In view of today’s Sweeney Todd opening, a partial re-run of my 11.30.07 review: I went to Sweeney Todd (Dreamamount, 12.21) with a guarded attitude. And then it began, and less than two minutes in I knew it was exceptional and perhaps more than that. Ten minutes later I was feeling something growing within me. Surprise turned to admiration turned to amazement. I felt filled up, delighted. I couldn’t believe it…a Tim Burton film that reverses the decline!
All my life I’ve loved — worshipped — what Stephen Sondheim‘s music can do for the human heart. Blend this with a tragic, grand guignol metaphor about how we’re all caught up with some issue of the past — needing on some level to pay the world back for the hurt and the woundings. Add to this Burton’s exquisite visual panache and precision, the drop-dead beautiful, near monochromatic color, the ravishing production design and…pardon me for sounding like a pushover, but this movie pushes over.
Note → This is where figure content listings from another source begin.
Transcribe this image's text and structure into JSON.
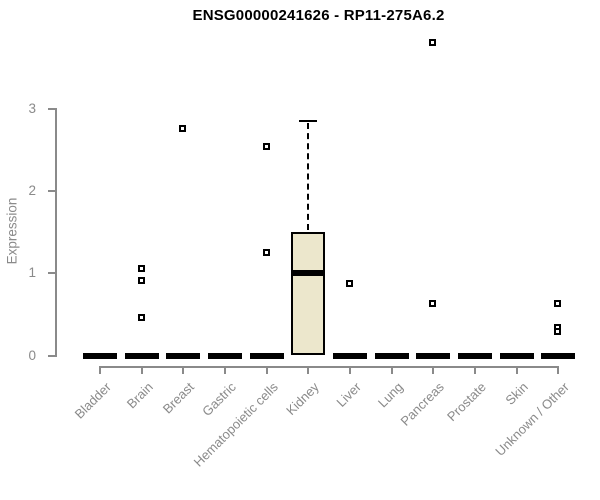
{
  "chart_data": {
    "type": "box",
    "title": "ENSG00000241626 - RP11-275A6.2",
    "xlabel": "",
    "ylabel": "Expression",
    "ylim": [
      0,
      3
    ],
    "yticks": [
      0,
      1,
      2,
      3
    ],
    "grid": false,
    "legend": "none",
    "categories": [
      "Bladder",
      "Brain",
      "Breast",
      "Gastric",
      "Hematopoietic cells",
      "Kidney",
      "Liver",
      "Lung",
      "Pancreas",
      "Prostate",
      "Skin",
      "Unknown / Other"
    ],
    "series": [
      {
        "name": "Bladder",
        "low": 0,
        "q1": 0,
        "median": 0,
        "q3": 0,
        "high": 0,
        "outliers": []
      },
      {
        "name": "Brain",
        "low": 0,
        "q1": 0,
        "median": 0,
        "q3": 0,
        "high": 0,
        "outliers": [
          1.05,
          0.9,
          0.46
        ]
      },
      {
        "name": "Breast",
        "low": 0,
        "q1": 0,
        "median": 0,
        "q3": 0,
        "high": 0,
        "outliers": [
          2.75
        ]
      },
      {
        "name": "Gastric",
        "low": 0,
        "q1": 0,
        "median": 0,
        "q3": 0,
        "high": 0,
        "outliers": []
      },
      {
        "name": "Hematopoietic cells",
        "low": 0,
        "q1": 0,
        "median": 0,
        "q3": 0,
        "high": 0,
        "outliers": [
          2.53,
          1.24
        ]
      },
      {
        "name": "Kidney",
        "low": 0,
        "q1": 0,
        "median": 1.0,
        "q3": 1.5,
        "high": 2.85,
        "outliers": []
      },
      {
        "name": "Liver",
        "low": 0,
        "q1": 0,
        "median": 0,
        "q3": 0,
        "high": 0,
        "outliers": [
          0.87
        ]
      },
      {
        "name": "Lung",
        "low": 0,
        "q1": 0,
        "median": 0,
        "q3": 0,
        "high": 0,
        "outliers": []
      },
      {
        "name": "Pancreas",
        "low": 0,
        "q1": 0,
        "median": 0,
        "q3": 0,
        "high": 0,
        "outliers": [
          3.8,
          0.63
        ]
      },
      {
        "name": "Prostate",
        "low": 0,
        "q1": 0,
        "median": 0,
        "q3": 0,
        "high": 0,
        "outliers": []
      },
      {
        "name": "Skin",
        "low": 0,
        "q1": 0,
        "median": 0,
        "q3": 0,
        "high": 0,
        "outliers": []
      },
      {
        "name": "Unknown / Other",
        "low": 0,
        "q1": 0,
        "median": 0,
        "q3": 0,
        "high": 0,
        "outliers": [
          0.63,
          0.34,
          0.29
        ]
      }
    ],
    "colors": {
      "box_fill": "#ece7cc",
      "box_border": "#000000",
      "median": "#000000",
      "whisker": "#000000",
      "outlier_border": "#000000",
      "outlier_fill": "#ffffff",
      "axis": "#8a8a8a",
      "tick_label": "#8a8a8a",
      "title": "#000000"
    }
  }
}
At times it melted me like a candle. I was lifted, moved. I was never not aroused. Every frame is a painting and a pageant and a falling tear.
Johnny Depp is fantastic as the Demon Barber of Fleet Street — he has to be a Best Actor candidate as of this moment. Helena Bonham Carter can’t sing very well but she’s great anyway. Alan Rickman, Timothy Spall, Jamie Campbell Bower (a major new arrival), Jayne Wisener, Sascha Baron Cohen…everyone fills the bill.
Sweeney Todd is a locked Best Picture contender at this stage. It’s too beautifully made, too full of feeling, too exquisitely performed to shunt aside. But it won’t win because of the blood.
I was lifted, touched, moved, melted…and also showered and sprayed. And I’m sorry for this. If only Burton had held back and focused harder on the metaphor of a man consumed by bitterness, determined to pay back those who ruined his life…if he’d only elected to turn away and not indulge his B-movie director’s fetish for the gushing red vino, as if from a garden hose or a fire hydrant. The film is its own tragedy, in a way. So near and yet so far.
Something very deep-down kicks in when a human being is killed or mutilated or both. It’s horrible and ghastly, and the spirit naturally recoils unless — and this is a very big “unless” — the style and the context turn it around and redefine it in some way.
Al I know for sure is that I was mesmerized. I loved the duets, the look of it, the control, the poise, the ache, the tragedy. This is a major, major film. Way up there. Better, impact-wise than the B’way stage version I saw a couple of years ago with Patti Lupone. The finest big-time movie musical since the under-appreciated Evita, which I feel is Alan Parker‘s best film ever.
So into the top-five slot it goes and let the back-and-forth begin. It almost certainly won’t win the Best Picture Oscar because Burton, intractable mule that he is, allows a gore fetish to override the emotion and the metaphor and the beauty. Okay, perhaps not “override” but he gives too much exposure and power to the plasma. But this is still a masterful work. Heart-stopping, heart-lifting. I came close to tears several times, and I don’t like admitting this stuff because people use it against you later on.